AROMAS, Calif. — Gosh, it seems like only a few weeks ago that a bloodied but not quite bowed Robert Guerrero lost his valiant battle against Keith Thurman in their welterweight showdown that kicked off the current wave of network television boxing.
And yet Guerrero (32-3-1) is returning to the ring next weekend – June 6 – although admittedly not against an opponent the caliber of Thurman. Seeing Guerrero face-to-face Thursday at his press function hyping his battle on NBC with Aron Martinez (19-3-1) in Carson, Calif., one couldn’t help inspecting Guerrero’s growing build-up of scars and puffiness to discern how well he had healed from the wounds Thurman inflicted.
He looked fresh, and that’s the point, said “The Ghost” from Gilroy.
“It’s about being active,” said Guerrero, who has braved several periods of inactivity, brought on, respectively, by a promotional dispute, his wife’s successful fight against leukemia, and a severe shoulder separation. “That’s what’s been hurting me – half-year layoffs, stuff like that.”
Against Thurman, “it took me too long to get started,” Guerrero said. He feels it took him too long to fully engage Thurman in what was only his second fight in 23 months. “Coming out of the gate: Not being in the ring a long time, you start fading away from that.
“Being out of the ring, you develop bad habits,” Guerrero said, acknowledging that “the guy who used to be a stick-and-move featherweight is exchanging punches with welterweights” and admitting that “not sticking around to take punches back” might be more prudent.
He’s gotten caught up in the moment more than necessary as a welterweight, notably in his 2012 debut as a 147-pounder against Selcuk Aydin and last year against Japanese underdog Yoshihiro Kamegai.
He’s blaming some of that tendency on ring rust.
“You can hit off the pitching machine all day, but as soon as you start facing curveballs, a guy going in and out. . . . Everything changes when you’re in that fight ring.
“The more you fight, the better you perform, and I can feel the improvement in my whole fighting style. If possible, I want to fight two more times before the year ends, but first I must get past Martinez.”
He’s confident Al Haymon can help him get all the fights he needs. “With Al Haymon, now the fights can be made – quickly,” Guerrero said, echoing other fighters’ praise of the reclusive “adviser” who is becoming the dominant financial figure in the sport.

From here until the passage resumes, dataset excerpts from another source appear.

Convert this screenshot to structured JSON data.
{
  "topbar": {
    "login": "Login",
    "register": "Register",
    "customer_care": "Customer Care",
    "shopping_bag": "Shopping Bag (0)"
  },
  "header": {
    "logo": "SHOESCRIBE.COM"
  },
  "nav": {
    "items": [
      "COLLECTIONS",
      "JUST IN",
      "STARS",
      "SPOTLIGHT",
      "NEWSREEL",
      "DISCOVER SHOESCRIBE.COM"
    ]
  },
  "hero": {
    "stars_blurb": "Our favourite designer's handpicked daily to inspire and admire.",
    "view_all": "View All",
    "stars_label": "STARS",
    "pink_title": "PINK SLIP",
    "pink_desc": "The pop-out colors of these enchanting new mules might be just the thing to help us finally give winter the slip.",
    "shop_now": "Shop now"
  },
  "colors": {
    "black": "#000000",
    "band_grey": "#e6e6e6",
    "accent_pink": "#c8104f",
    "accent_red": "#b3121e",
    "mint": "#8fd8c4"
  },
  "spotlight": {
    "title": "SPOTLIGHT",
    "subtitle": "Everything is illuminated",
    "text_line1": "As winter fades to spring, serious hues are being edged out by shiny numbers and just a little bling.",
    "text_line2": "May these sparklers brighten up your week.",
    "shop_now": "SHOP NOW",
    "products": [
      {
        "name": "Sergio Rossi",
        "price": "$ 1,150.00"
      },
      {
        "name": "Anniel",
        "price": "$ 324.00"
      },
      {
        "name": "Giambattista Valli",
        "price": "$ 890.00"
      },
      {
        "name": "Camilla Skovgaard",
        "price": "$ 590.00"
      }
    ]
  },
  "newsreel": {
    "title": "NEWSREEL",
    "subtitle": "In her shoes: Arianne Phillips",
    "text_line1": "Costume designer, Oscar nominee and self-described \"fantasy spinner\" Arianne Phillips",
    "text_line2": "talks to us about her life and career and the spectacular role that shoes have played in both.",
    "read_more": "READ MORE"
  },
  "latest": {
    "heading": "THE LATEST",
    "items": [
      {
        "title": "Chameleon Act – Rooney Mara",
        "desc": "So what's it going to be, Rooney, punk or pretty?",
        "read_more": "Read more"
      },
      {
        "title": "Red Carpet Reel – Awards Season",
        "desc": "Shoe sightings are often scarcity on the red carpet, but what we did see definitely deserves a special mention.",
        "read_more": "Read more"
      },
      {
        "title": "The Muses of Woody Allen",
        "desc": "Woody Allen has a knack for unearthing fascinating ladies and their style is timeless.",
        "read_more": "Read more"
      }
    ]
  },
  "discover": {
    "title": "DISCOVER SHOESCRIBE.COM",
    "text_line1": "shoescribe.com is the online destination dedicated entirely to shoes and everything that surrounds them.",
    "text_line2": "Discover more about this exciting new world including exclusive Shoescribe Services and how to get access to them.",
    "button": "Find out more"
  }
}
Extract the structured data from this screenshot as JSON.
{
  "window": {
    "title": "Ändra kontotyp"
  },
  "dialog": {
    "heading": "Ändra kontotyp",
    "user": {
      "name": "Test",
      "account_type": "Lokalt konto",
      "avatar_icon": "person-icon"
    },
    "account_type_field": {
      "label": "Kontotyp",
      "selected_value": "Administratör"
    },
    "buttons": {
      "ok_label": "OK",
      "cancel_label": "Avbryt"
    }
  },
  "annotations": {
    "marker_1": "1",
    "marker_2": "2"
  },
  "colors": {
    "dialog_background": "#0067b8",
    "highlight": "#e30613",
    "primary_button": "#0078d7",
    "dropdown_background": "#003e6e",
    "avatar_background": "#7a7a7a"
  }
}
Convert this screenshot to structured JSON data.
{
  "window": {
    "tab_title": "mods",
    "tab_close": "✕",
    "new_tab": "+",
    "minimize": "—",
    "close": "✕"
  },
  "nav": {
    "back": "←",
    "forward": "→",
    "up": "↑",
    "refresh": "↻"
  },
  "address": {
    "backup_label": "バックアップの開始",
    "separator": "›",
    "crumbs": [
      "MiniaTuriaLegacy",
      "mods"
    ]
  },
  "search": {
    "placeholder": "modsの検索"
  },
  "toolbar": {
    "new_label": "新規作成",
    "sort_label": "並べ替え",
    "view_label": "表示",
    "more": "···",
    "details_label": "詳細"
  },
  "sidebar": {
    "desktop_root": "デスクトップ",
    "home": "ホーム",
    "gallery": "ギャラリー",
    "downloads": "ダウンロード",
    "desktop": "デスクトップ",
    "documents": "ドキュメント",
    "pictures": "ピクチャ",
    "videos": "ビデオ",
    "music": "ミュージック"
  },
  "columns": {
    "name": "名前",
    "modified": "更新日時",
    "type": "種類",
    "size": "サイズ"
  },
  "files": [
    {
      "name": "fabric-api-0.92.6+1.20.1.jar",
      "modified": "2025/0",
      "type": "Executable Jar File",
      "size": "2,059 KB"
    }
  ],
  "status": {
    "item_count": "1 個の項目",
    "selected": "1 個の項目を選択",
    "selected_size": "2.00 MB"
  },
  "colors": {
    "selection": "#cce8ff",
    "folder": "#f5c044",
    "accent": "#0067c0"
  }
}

Frequent fights are part of Haymon’s modus operandi, although it’s safe to say that’s not a blueprint for a $3 million payday like the one Guerrero earned by losing to Floyd Mayweather in 2013,.
Although Guerrero seems permanently removed from the still-frequent boxing programs on premium cable giants HBO and Showtime, he’s an everyman in sentiment.
“It’s great for the fans “to be able to watch for free,” he said. “You’ve got $100 megafights (meaning Mayweather’s unscintillating May 2 victory over Manny Pacquiao), and you get better fights on free TV.”